Jamestown Township isn’t the first library to have its operations disrupted in this way. Libraries across the country have recently become a culture war battleground, facing an unprecedented number of book challenges and bans from conservative and far-right extremist groups opposed to the inclusion of LGBTQ+ authors, staff, and events. Last month, a public library in Iowa was forced to close temporarily after all full-time employees quit. The exodus came after months of complaints from conservative residents, who criticized the display of LGBTQ+ books and complained of gender non-conforming library workers “cross-dressing.”

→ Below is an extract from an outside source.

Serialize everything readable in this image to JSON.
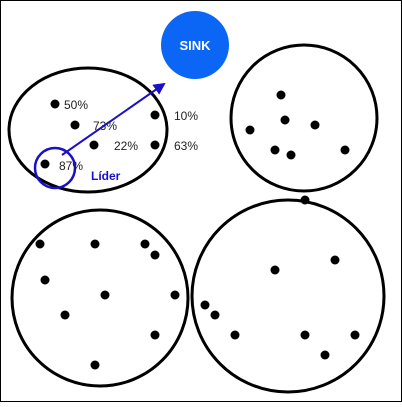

Amber McLain says she resigned from her position as director of the Patmos Library this spring after she was harassed in-person and online by members of Johnston Conservatives.
“With the current climate, I knew the millage was a crapshoot,” McLain told Motherboard, referring to a measure that would have funded the library by increasing property taxes. “I had hope, but unfortunately, things went the other way.”
If passed, the millage would have increased property taxes for the average home with a market value of $250,000 by about $24. McLain says she finds it unfortunate that a small but loud group managed to influence enough voters to reject the millage renewal by a 25-point margin, noting that many people still see libraries as places that only carry books.
“There seems to be a misunderstanding of how much things come out to, in the end, a fundamental lack of understanding about tax millages in general,” she added. “Add on top of that, there is the current movement of attacks on libraries, and the library had already been made a target of those attacks.”
Mill levies through property taxes are becoming more favorable among libraries because they help libraries work independent of local government influence and not have to worry about municipal budget cuts or reallocations for other civil services such as fire departments, law enforcement, or emergency climate disaster relief. Public libraries also have been shown to increase property values in towns and cities. According to the ALA, homes within a quarter mile of a library are worth almost $10,000 more on average than homes located further away.
“That was the goal, that’s always been the goal between the library board and the township that we would be independent,” said Walton. “We would be able to operate on funding that we receive and would not require additional funding from our township and not have to worry about additional money.”
John Chrastka, executive director of EveryLibrary Institute, says that the political influence locals have had over the Patmos Library is a leading political indicator for other library-related ballot measure outcomes in 2022.
“It has me concerned that this religiously-powered anti-access anti-person campaign has succeeded in a small town in America already,” Chrastka told Motherboard. “The idea that there is a breakdown in the respect that we used to have in America for the separation of church and state and a rise of a political perspective that wants to essentially break government, defund education, approach issues around the rights of individual humans as if it was a criminalization campaign… this is a troubling moment and a signal for the rest of America to wake up.”
Walton says the trustees will meet next week to determine what the last amount of tax dollars coming in would be, and look at the expenditures to determine how long the Patmos Library can afford to stay open.
“Obviously without a millage being that it was voted down, we will not have that revenue coming in and there will be a definitive point in time that the library will be potentially closed down due to this,” Walton said.